"David Eddings - Losers, The" - читать интересную книгу автора (Eddings David)

"Scanner," Raphael replied. "If you want to know what Spokane is really like, turn it on."

"I've heard about them. Never saw one before, though." He snapped it on. "Is that all it does? Twinkle at you?"

"District Four," the dispatcher said.

"Four."

"We have a forty-two at the intersection of Boone and Maple."

"Okay. Do you have an ambulance on the way?"

"What's a forty-two?" Flood demanded.

"Auto accident," Raphael told him, "with injuries."

"Terrific." Flood's tone was sarcastic. "They talk in numbers-'I've got a seventeen and a ninety-three on my hundred and two. I think they're going to twelve all over the eighty-seven.' I don't get much out of all that."

"It's not quite that complicated. There's a sheet right there on top of the bookcase. It's got the numbers on it."

Flood grunted, picked up the sheet, and sat on the couch with it.

"Attention all units," another dispatcher said. "We have an armed robbery at the Fas-Gas station at Wellesley and Division. Suspect described as a white male, approximately five-foot-seven. One hundred and forty pounds, wearing blue jeans and an olive-green jacket-possibly an army field jacket. Suspect wore a red ski mask and displayed a small-caliber handgun. Last seen running south on Division."

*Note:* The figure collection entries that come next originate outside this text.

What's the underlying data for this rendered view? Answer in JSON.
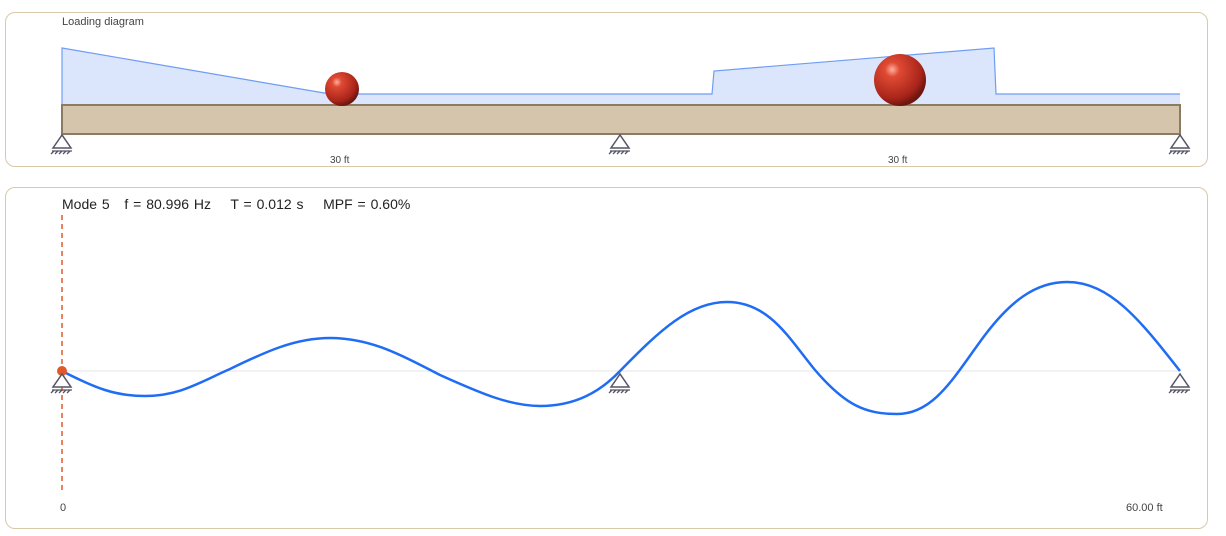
{
  "loading": {
    "title": "Loading diagram",
    "span_labels": [
      "30 ft",
      "30 ft"
    ]
  },
  "mode": {
    "mode_label": "Mode 5",
    "frequency": "f = 80.996 Hz",
    "period": "T = 0.012 s",
    "mpf": "MPF = 0.60%",
    "x_start": "0",
    "x_end": "60.00 ft"
  },
  "colors": {
    "beam": "#d5c5ad",
    "load": "#dbe6fc",
    "load_line": "#6f9cf5",
    "mode_line": "#1f6cf5",
    "marker": "#e0592a"
  }
}
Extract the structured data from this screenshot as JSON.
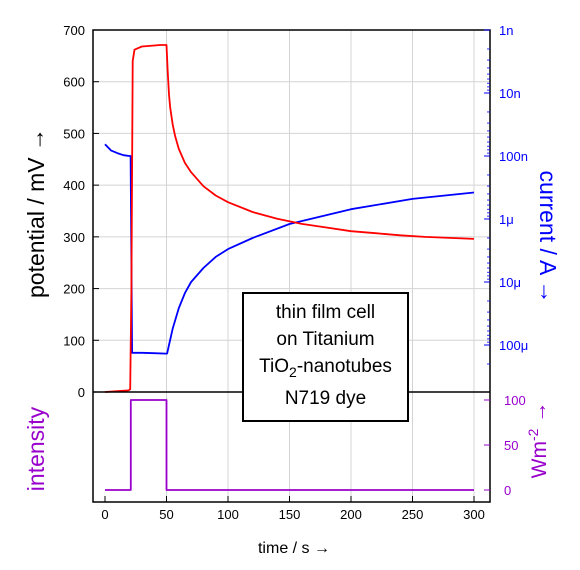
{
  "colors": {
    "potential": "#ff0000",
    "current": "#0000ff",
    "intensity": "#9900cc",
    "axis": "#000000",
    "grid": "#d4d4d4"
  },
  "annotation": [
    "thin film cell",
    "on Titanium",
    "TiO2-nanotubes",
    "N719 dye"
  ],
  "chart_data": [
    {
      "type": "line",
      "title": "",
      "xlabel": "time / s →",
      "ylabel": "potential / mV →",
      "y2label": "current / A →",
      "xlim": [
        -10,
        305
      ],
      "ylim": [
        0,
        700
      ],
      "y2_scale": "log",
      "y2_reversed": true,
      "y2lim": [
        1e-09,
        0.0003
      ],
      "x_ticks": [
        0,
        50,
        100,
        150,
        200,
        250,
        300
      ],
      "y_ticks": [
        0,
        100,
        200,
        300,
        400,
        500,
        600,
        700
      ],
      "y2_ticks": [
        {
          "label": "1n",
          "value": 1e-09
        },
        {
          "label": "10n",
          "value": 1e-08
        },
        {
          "label": "100n",
          "value": 1e-07
        },
        {
          "label": "1μ",
          "value": 1e-06
        },
        {
          "label": "10μ",
          "value": 1e-05
        },
        {
          "label": "100μ",
          "value": 0.0001
        }
      ],
      "grid": true,
      "series": [
        {
          "name": "potential",
          "axis": "left",
          "x": [
            0,
            19,
            20.5,
            21.5,
            22.5,
            24,
            27,
            30,
            35,
            40,
            45,
            50,
            51,
            52,
            53,
            55,
            57,
            60,
            65,
            70,
            80,
            90,
            100,
            120,
            140,
            160,
            180,
            200,
            220,
            240,
            260,
            280,
            300
          ],
          "y": [
            0,
            3,
            5,
            200,
            640,
            662,
            665,
            668,
            669,
            670,
            671,
            671,
            620,
            575,
            550,
            517,
            495,
            470,
            443,
            425,
            398,
            380,
            367,
            348,
            335,
            325,
            318,
            311,
            307,
            303,
            300,
            298,
            296
          ]
        },
        {
          "name": "current",
          "axis": "right",
          "x": [
            0,
            5,
            10,
            15,
            20,
            20.8,
            22,
            30,
            40,
            49.5,
            50.5,
            52,
            55,
            60,
            65,
            70,
            80,
            90,
            100,
            120,
            150,
            200,
            250,
            300
          ],
          "y": [
            6.5e-08,
            8.2e-08,
            9e-08,
            9.7e-08,
            1e-07,
            1e-07,
            0.000133,
            0.000133,
            0.000135,
            0.000137,
            0.000137,
            0.0001,
            5.5e-05,
            2.6e-05,
            1.5e-05,
            1e-05,
            6e-06,
            4e-06,
            3e-06,
            2e-06,
            1.2e-06,
            7e-07,
            4.8e-07,
            3.8e-07
          ]
        }
      ]
    },
    {
      "type": "line",
      "xlabel": "time / s →",
      "ylabel": "intensity",
      "y2label": "Wm-2 →",
      "xlim": [
        -10,
        305
      ],
      "ylim": [
        -10,
        110
      ],
      "y2_ticks": [
        0,
        50,
        100
      ],
      "series": [
        {
          "name": "intensity",
          "axis": "right",
          "x": [
            0,
            21,
            21,
            50,
            50,
            300
          ],
          "y": [
            0,
            0,
            100,
            100,
            0,
            0
          ]
        }
      ]
    }
  ]
}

"Well now." Flood's eyes brightened. "That's a bit more interesting."

"Sticking up gas stations is a cottage industry in Spokane,' Raphael explained.

While they ate they listened to the pursuit of the suspect in the ski mask. When he was finally cornered in an alley, the anticlimactic "suspect is in custody" call went out, and the city returned to normal.

"That's all you get?" Flood objected. "Don't they report or something? How did they catch him?"

"Either they ran him down and tackled him or flushed him out of somebody's garage."

Flood shook his head. "You never get any of the details," he protested.

"It's not a radio program, Damon. Once he's in custody, that's the end of it. They take him back for identification and then haul him downtown."

"Will it be in the paper tomorrow?"

"I doubt it. If it is, it'll be four or five lines on page thirty-five or something. Nobody got hurt; it was probably only about fifty or sixty dollars; and they caught him within a half hour. He's not important enough to make headlines."

"Shit," Flood swore, flinging himself down on the couch. "That's frustrating as hell."

"Truth and justice have prevailed," Raphael said, piling their dishes into the sink. "The world is safe for gas stations again. Isn't it enough for you to know that all the little gas stations can come home from school without being afraid anymore?"

"You know, you're growing up to be a real smartmouth."

Raphael went back to his armchair. "So you've decided to stay in Spokane for a while."